22 April 2009

Dear Octopus Technology,

It's pretty clear that we've been waiting a long time for you to make your debut into the world:




This is pretty amazing. Using you, Octopus Technology, we can make robots that can squeeze into the nooks and crannies of the ocean floor.

But what other Cephalopod Creations can we conjure up?

We can think of a some:
  • Octopus Hand: We would easily replace our own lame and inferior human hands with Octopus Hands. These would be hands that can grab the loose change in between the car seats or the remote control that fell behind the couch.
  • Octopus Foot: Our useless and worthless human feet could be replaced with stupendous Octopus Technology to climb walls and hang from ceiling fans.
  • Pet Robot Octopus: Why not? Enjoy the fun of a Pet Octopus walking crawling slithering octopus-ing across the floor and bringing you beers but without the 500-gallon aquarium.
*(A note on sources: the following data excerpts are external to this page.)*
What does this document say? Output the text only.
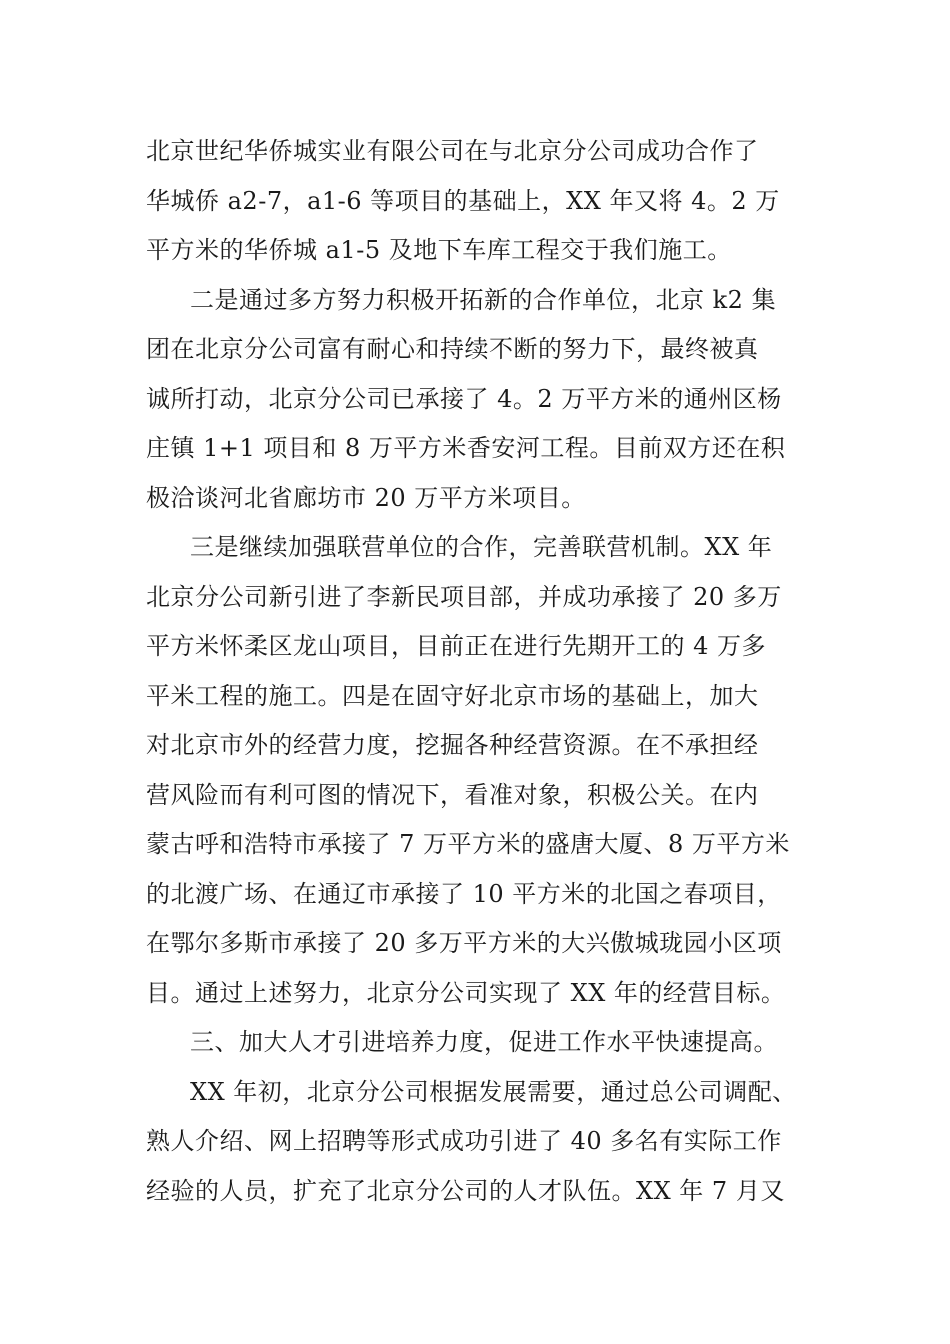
北京世纪华侨城实业有限公司在与北京分公司成功合作了
华城侨 a2-7，a1-6 等项目的基础上，XX 年又将 4。2 万
平方米的华侨城 a1-5 及地下车库工程交于我们施工。
二是通过多方努力积极开拓新的合作单位，北京 k2 集
团在北京分公司富有耐心和持续不断的努力下，最终被真
诚所打动，北京分公司已承接了 4。2 万平方米的通州区杨
庄镇 1+1 项目和 8 万平方米香安河工程。目前双方还在积
极洽谈河北省廊坊市 20 万平方米项目。
三是继续加强联营单位的合作，完善联营机制。XX 年
北京分公司新引进了李新民项目部，并成功承接了 20 多万
平方米怀柔区龙山项目，目前正在进行先期开工的 4 万多
平米工程的施工。四是在固守好北京市场的基础上，加大
对北京市外的经营力度，挖掘各种经营资源。在不承担经
营风险而有利可图的情况下，看准对象，积极公关。在内
蒙古呼和浩特市承接了 7 万平方米的盛唐大厦、8 万平方米
的北渡广场、在通辽市承接了 10 平方米的北国之春项目，
在鄂尔多斯市承接了 20 多万平方米的大兴傲城珑园小区项
目。通过上述努力，北京分公司实现了 XX 年的经营目标。
三、加大人才引进培养力度，促进工作水平快速提高。
XX 年初，北京分公司根据发展需要，通过总公司调配、
熟人介绍、网上招聘等形式成功引进了 40 多名有实际工作
经验的人员，扩充了北京分公司的人才队伍。XX 年 7 月又
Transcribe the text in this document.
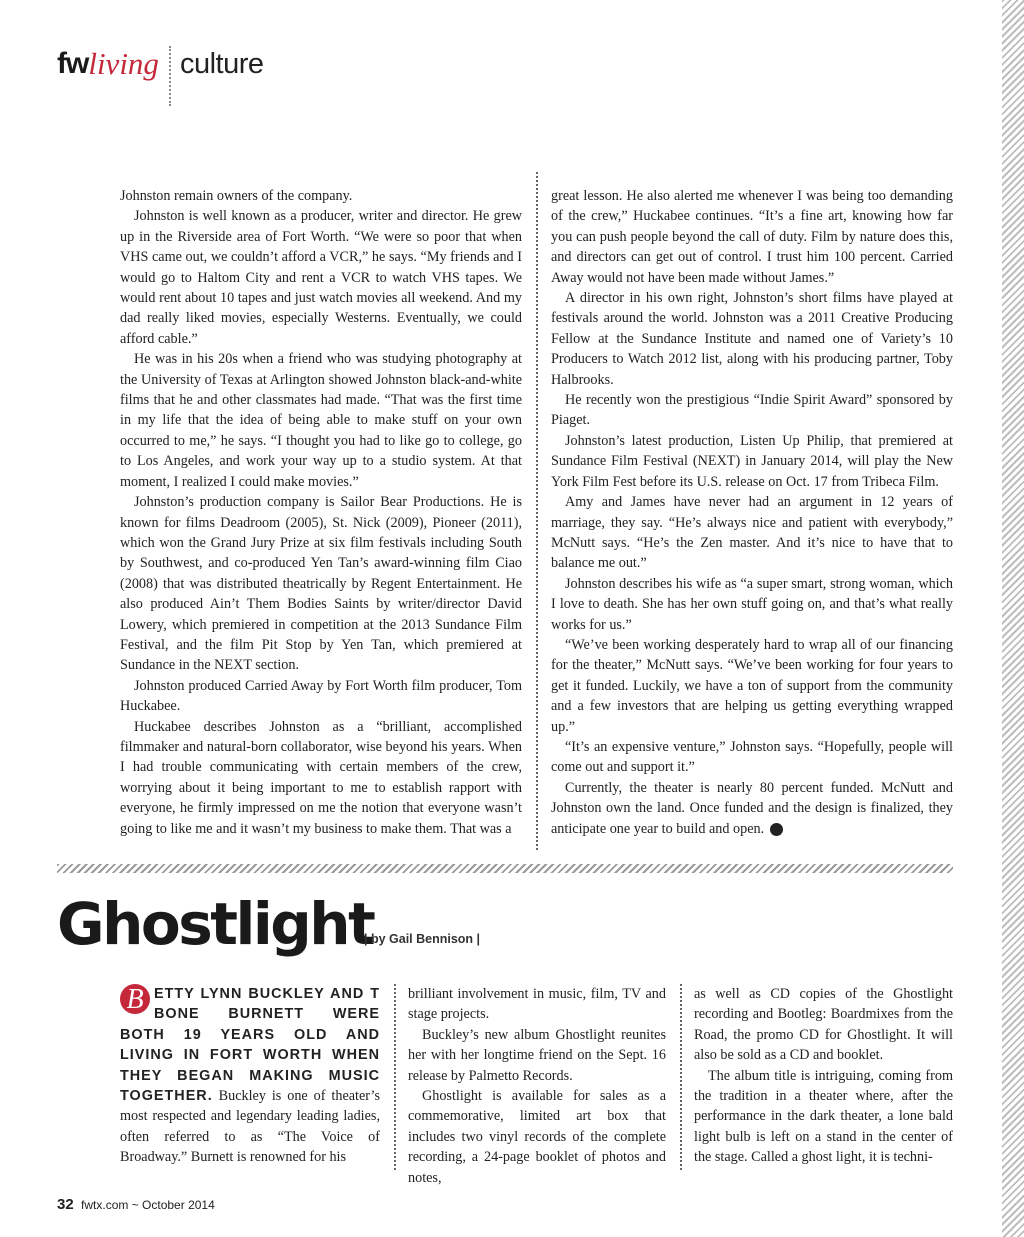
fw living culture

Johnston remain owners of the company.

Johnston is well known as a producer, writer and director. He grew up in the Riverside area of Fort Worth. “We were so poor that when VHS came out, we couldn’t afford a VCR,” he says. “My friends and I would go to Haltom City and rent a VCR to watch VHS tapes. We would rent about 10 tapes and just watch movies all weekend. And my dad really liked movies, especially Westerns. Eventually, we could afford cable.”

He was in his 20s when a friend who was studying photography at the University of Texas at Arlington showed Johnston black-and-white films that he and other classmates had made. “That was the first time in my life that the idea of being able to make stuff on your own occurred to me,” he says. “I thought you had to like go to college, go to Los Angeles, and work your way up to a studio system. At that moment, I realized I could make movies.”

Johnston’s production company is Sailor Bear Productions. He is known for films Deadroom (2005), St. Nick (2009), Pioneer (2011), which won the Grand Jury Prize at six film festivals including South by Southwest, and co-produced Yen Tan’s award-winning film Ciao (2008) that was distributed theatrically by Regent Entertainment. He also produced Ain’t Them Bodies Saints by writer/director David Lowery, which premiered in competition at the 2013 Sundance Film Festival, and the film Pit Stop by Yen Tan, which premiered at Sundance in the NEXT section.

Johnston produced Carried Away by Fort Worth film producer, Tom Huckabee.

Huckabee describes Johnston as a “brilliant, accomplished filmmaker and natural-born collaborator, wise beyond his years. When I had trouble communicating with certain members of the crew, worrying about it being important to me to establish rapport with everyone, he firmly impressed on me the notion that everyone wasn’t going to like me and it wasn’t my business to make them. That was a

great lesson. He also alerted me whenever I was being too demanding of the crew,” Huckabee continues. “It’s a fine art, knowing how far you can push people beyond the call of duty. Film by nature does this, and directors can get out of control. I trust him 100 percent. Carried Away would not have been made without James.”

A director in his own right, Johnston’s short films have played at festivals around the world. Johnston was a 2011 Creative Producing Fellow at the Sundance Institute and named one of Variety’s 10 Producers to Watch 2012 list, along with his producing partner, Toby Halbrooks.

He recently won the prestigious “Indie Spirit Award” sponsored by Piaget.

Johnston’s latest production, Listen Up Philip, that premiered at Sundance Film Festival (NEXT) in January 2014, will play the New York Film Fest before its U.S. release on Oct. 17 from Tribeca Film.

Amy and James have never had an argument in 12 years of marriage, they say. “He’s always nice and patient with everybody,” McNutt says. “He’s the Zen master. And it’s nice to have that to balance me out.”

Johnston describes his wife as “a super smart, strong woman, which I love to death. She has her own stuff going on, and that’s what really works for us.”

“We’ve been working desperately hard to wrap all of our financing for the theater,” McNutt says. “We’ve been working for four years to get it funded. Luckily, we have a ton of support from the community and a few investors that are helping us getting everything wrapped up.”

“It’s an expensive venture,” Johnston says. “Hopefully, people will come out and support it.”

Currently, the theater is nearly 80 percent funded. McNutt and Johnston own the land. Once funded and the design is finalized, they anticipate one year to build and open.	fw

Ghostlight
| by Gail Bennison |

B ETTY LYNN BUCKLEY AND T BONE BURNETT WERE BOTH 19 YEARS OLD AND LIVING IN FORT WORTH WHEN THEY BEGAN MAKING MUSIC TOGETHER. Buckley is one of theater’s most respected and legendary leading ladies, often referred to as “The Voice of Broadway.” Burnett is renowned for his

brilliant involvement in music, film, TV and stage projects.

Buckley’s new album Ghostlight reunites her with her longtime friend on the Sept. 16 release by Palmetto Records.

Ghostlight is available for sales as a commemorative, limited art box that includes two vinyl records of the complete recording, a 24-page booklet of photos and notes,

as well as CD copies of the Ghostlight recording and Bootleg: Boardmixes from the Road, the promo CD for Ghostlight. It will also be sold as a CD and booklet.

The album title is intriguing, coming from the tradition in a theater where, after the performance in the dark theater, a lone bald light bulb is left on a stand in the center of the stage. Called a ghost light, it is techni-

32 fwtx.com ~ October 2014
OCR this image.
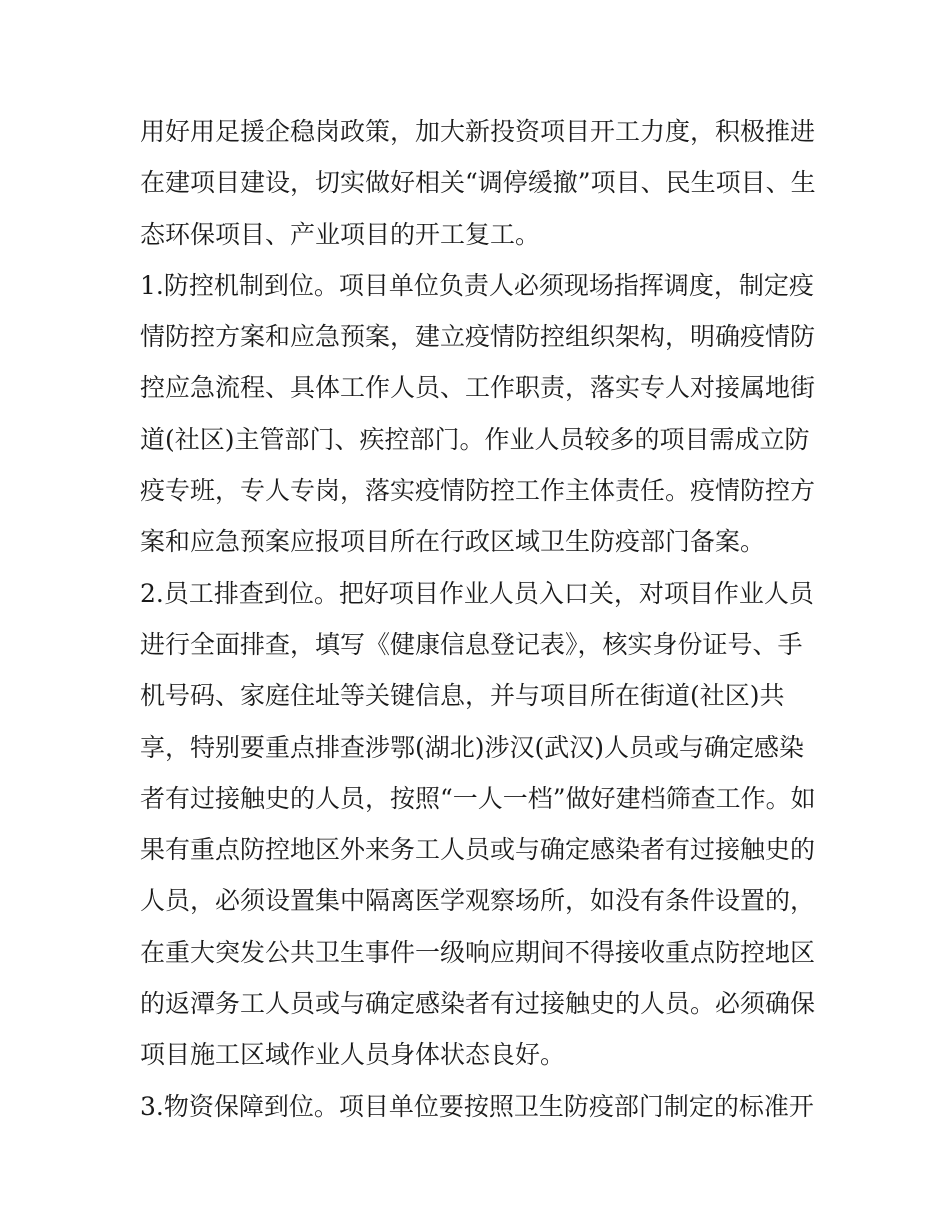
用好用足援企稳岗政策，加大新投资项目开工力度，积极推进
在建项目建设，切实做好相关“调停缓撤”项目、民生项目、生
态环保项目、产业项目的开工复工。
1.防控机制到位。项目单位负责人必须现场指挥调度，制定疫
情防控方案和应急预案，建立疫情防控组织架构，明确疫情防
控应急流程、具体工作人员、工作职责，落实专人对接属地街
道(社区)主管部门、疾控部门。作业人员较多的项目需成立防
疫专班，专人专岗，落实疫情防控工作主体责任。疫情防控方
案和应急预案应报项目所在行政区域卫生防疫部门备案。
2.员工排查到位。把好项目作业人员入口关，对项目作业人员
进行全面排查，填写《健康信息登记表》，核实身份证号、手
机号码、家庭住址等关键信息，并与项目所在街道(社区)共
享，特别要重点排查涉鄂(湖北)涉汉(武汉)人员或与确定感染
者有过接触史的人员，按照“一人一档”做好建档筛查工作。如
果有重点防控地区外来务工人员或与确定感染者有过接触史的
人员，必须设置集中隔离医学观察场所，如没有条件设置的，
在重大突发公共卫生事件一级响应期间不得接收重点防控地区
的返潭务工人员或与确定感染者有过接触史的人员。必须确保
项目施工区域作业人员身体状态良好。
3.物资保障到位。项目单位要按照卫生防疫部门制定的标准开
And without the embarrassing (and inevitable) "Holy-fuck-I've-got-a-REAL-LIVE-Octopus-on-my-goddamn-face" 911 call.
  • Octopus Mobile Phone: No more "Oh Shit" moments where your phone gets dropped, stepped on, kicked, run over by cars. With this Octopus Technology, your phone would be virtually indestructible.
Thanks for all that you can offer us, Octopus Technology. We have certainly come a long way from putting suction cups on everything and throwing a gel-like octopus on the wall and watch it tumble down.

We're looking forward to vastly improving our sad, Octopus-Technology-less lives.


Regards,
Everyone


The robot octopus submarine is only the beginning!